Influencer marketing is trending, but is it worth it?
It’s a phrase as old as time: word of mouth is the best marketing. For many years, brands have been using spokespersons to spread the word about their products, and to associate themselves with a “cool” and “worthy” person, group, and segment. But, like all marketing, techniques and tactics need to roll with the changing times.
Traditional spokespersons are not going completely out of style, but their use is evolving. Today, brands are using digital “influencers” – people that are self-made Internet stars, either through Instagram or YouTube – to reach new audiences in a less intrusive way.
The number of social media users is staggering, and even more staggering is how many followers an average Joe or Jane can rack up with persistence and consistency. A good social media account can see thousands of followers, while a great social media account can see millions of followers.
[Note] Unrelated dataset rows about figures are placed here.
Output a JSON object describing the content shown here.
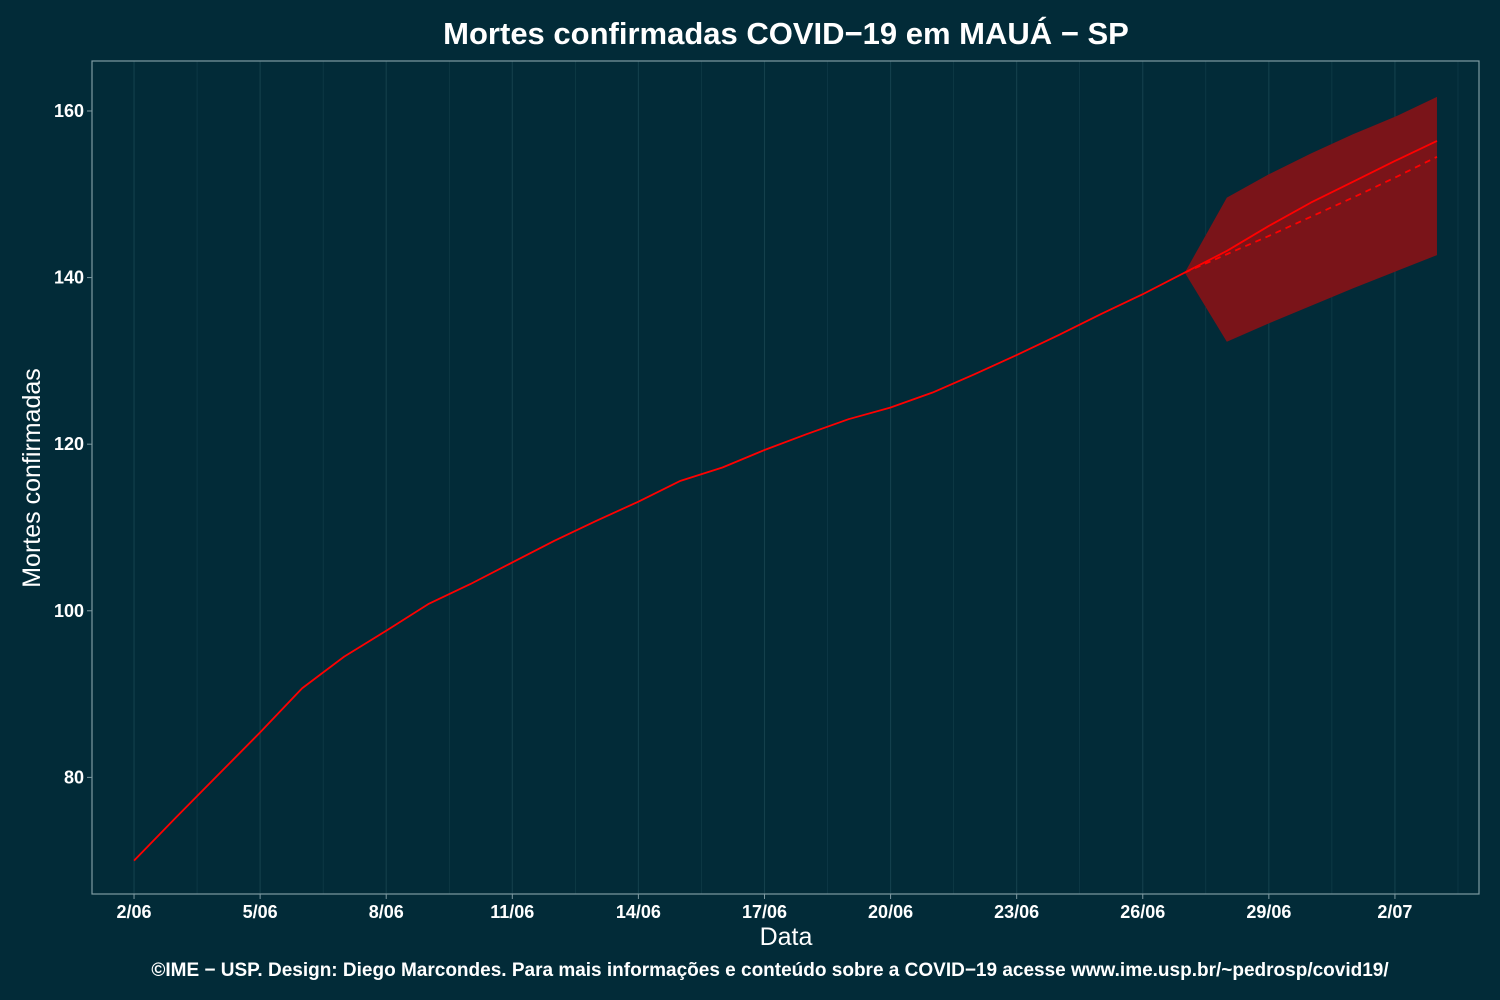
{
  "chart_data": {
    "type": "line",
    "title": "Mortes confirmadas COVID−19 em MAUÁ − SP",
    "xlabel": "Data",
    "ylabel": "Mortes confirmadas",
    "caption": "©IME − USP. Design: Diego Marcondes. Para mais informações e conteúdo sobre a COVID−19 acesse www.ime.usp.br/~pedrosp/covid19/",
    "x_ticks": [
      "2/06",
      "5/06",
      "8/06",
      "11/06",
      "14/06",
      "17/06",
      "20/06",
      "23/06",
      "26/06",
      "29/06",
      "2/07"
    ],
    "y_ticks": [
      80,
      100,
      120,
      140,
      160
    ],
    "xlim": [
      "2020-06-01",
      "2020-07-04"
    ],
    "ylim": [
      66,
      166
    ],
    "grid": true,
    "legend": "none",
    "series": [
      {
        "style": "solid",
        "x": [
          "2020-06-02",
          "2020-06-03",
          "2020-06-04",
          "2020-06-05",
          "2020-06-06",
          "2020-06-07",
          "2020-06-08",
          "2020-06-09",
          "2020-06-10",
          "2020-06-11",
          "2020-06-12",
          "2020-06-13",
          "2020-06-14",
          "2020-06-15",
          "2020-06-16",
          "2020-06-17",
          "2020-06-18",
          "2020-06-19",
          "2020-06-20",
          "2020-06-21",
          "2020-06-22",
          "2020-06-23",
          "2020-06-24",
          "2020-06-25",
          "2020-06-26",
          "2020-06-27",
          "2020-06-28",
          "2020-06-29",
          "2020-06-30",
          "2020-07-01",
          "2020-07-02",
          "2020-07-03"
        ],
        "values": [
          70,
          75.2,
          80.3,
          85.4,
          90.7,
          94.5,
          97.6,
          100.8,
          103.2,
          105.8,
          108.4,
          110.8,
          113.1,
          115.6,
          117.2,
          119.3,
          121.2,
          123.0,
          124.4,
          126.2,
          128.4,
          130.7,
          133.1,
          135.6,
          138.0,
          140.6,
          143.2,
          146.2,
          149.0,
          151.5,
          154.0,
          156.4
        ]
      },
      {
        "style": "dashed",
        "x": [
          "2020-06-27",
          "2020-06-28",
          "2020-06-29",
          "2020-06-30",
          "2020-07-01",
          "2020-07-02",
          "2020-07-03"
        ],
        "values": [
          140.6,
          142.8,
          145.0,
          147.3,
          149.6,
          152.0,
          154.5
        ]
      }
    ],
    "band": {
      "x": [
        "2020-06-27",
        "2020-06-28",
        "2020-06-29",
        "2020-06-30",
        "2020-07-01",
        "2020-07-02",
        "2020-07-03"
      ],
      "lower": [
        140.6,
        132.3,
        134.5,
        136.6,
        138.7,
        140.7,
        142.7
      ],
      "upper": [
        140.6,
        149.6,
        152.4,
        154.9,
        157.2,
        159.3,
        161.7
      ]
    },
    "colors": {
      "background": "#022b38",
      "line": "#ff0000",
      "band": "#7a1419",
      "grid": "#14404c",
      "border": "#7f9aa2",
      "text": "#ffffff"
    }
  }
}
So, how does this translate to brand marketing?
A few ways that brands are collaborating with powerhouse influencers include:
· Invite an influencer to help create and promote a new line of products
· Create campaigns around how influencers are already using a product to make it easier for fans to find and replicate something they already love
· Give an influencer “backstage” access to a photoshoot, design session, brainstorming session – whichever makes the most sense for their brand and yours
· Cross-promote their channel and your own channel by adding them to one of your programs, and by offering one of your experts to be a guest on their channel
· Provide substantial giveaway items for the influencer to use for contests
· Give them advanced access to new products to test and promote to their audience ahead of its release
But, just like with traditional spokespersons, the Federal Trade Commission (FTC) wants to make sure things are done on the up and up and recently updated their endorsement guidelines to include policies for influencer marketing. Here’s what you need to know if you’re considering using an influencer as part of your marketing strategy:
· You’re going to have to be as transparent as possible when using influencers, and they will have to use two distinct hashtags to identify their sponsored content: #ad and #sponsored.
· Consistency is still forthcoming, since each social platform is different and is handling sponsored content differently. Don’t think that a social platform’s guidelines equal compliance – compare those with the FTC’s and make sure your influencer campaigns aren’t breaking the rules.
· Samples are not excluded from FTC guidelines. Even if an influencer is given a free sample, they are going to have to label that content as advertising to be compliant with the FTC.
· Celebrities are not considered influencers. Since it is implied that a celebrity endorsement is advertising, they won’t have to label their sponsored posts. Influencers are a completely new category. The difference between “celebrity” and “influencer” is still a bit loose, but expect that to be cleared up as the FTC continues to define and police influencer marketing.